One measure provides funding for services that families at risk can access on a voluntary basis, paid for by the state, for up to 180 days.

Families eligible for the services would include those for whom reports of child abuse or neglect were deemed “unfounded but with reasonable concern,” a new category for the Division for Children, Youth and Families created by the Legislature this year.

Services typically include health education, injury prevention, assistance with enrollment in health insurance, nutrition programs, child care payment assistance, family mentoring, domestic violence prevention and home visiting.

The Carsey School report can be viewed below:

The two senators are also collaborating on a change to state Medicaid rules, which currently allow Medicaid to cover counseling services for pregnant women only if they are 21 or younger and having their first child.

“Our legislation would remove that restriction on age and whether you’re having a first child,” said Bradley. “It’s very important for anyone who is having a NAS baby to get the kind of services and counseling they need regardless of their age.”
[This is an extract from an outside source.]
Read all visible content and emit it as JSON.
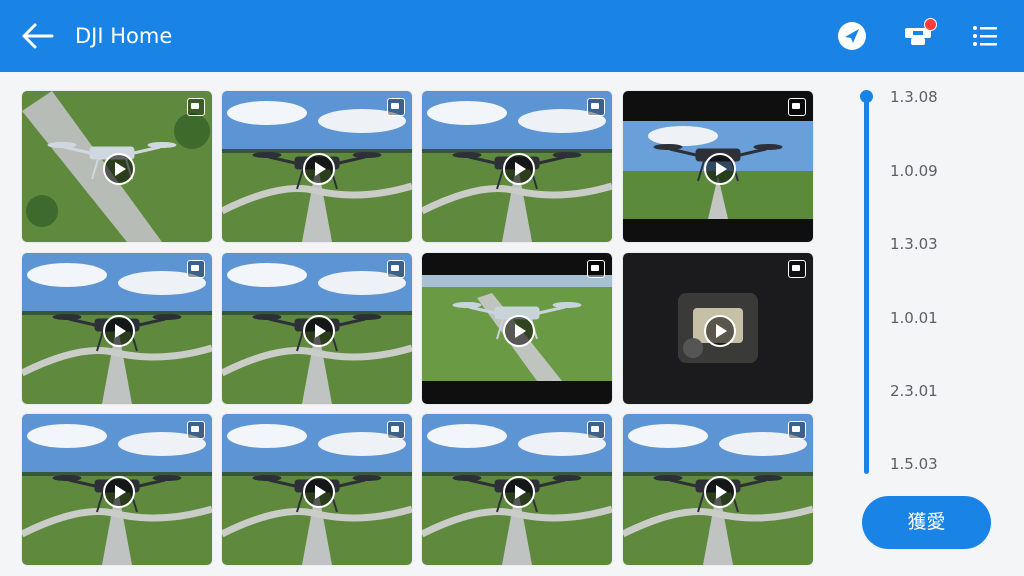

Bradley and Feltes said they would work separately on Medicaid reauthorization bills, but both agreed that continuation of the program is key to addressing the opioid addiction crisis and its effects on newborns.

The fate of the expansion, which added 50,000 new enrollees to Medicaid, is uncertain, given opposition within the Republican caucus. “I’m looking forward to the debate,” said Bradley. “I know there will be one.”

Feltes, who appeared with his newborn daughter Iris in his arms, said the amendments to the Child Protection Act he and Bradley are proposing will hopefully encourage addicted pregnant women to seek treatment without fear of losing custody of their children.

“Right now parents in the Granite State are choosing between their kids or treatment,” he said. “That’s not fair to our kids, the health of our workforce, our businesses or our economy.”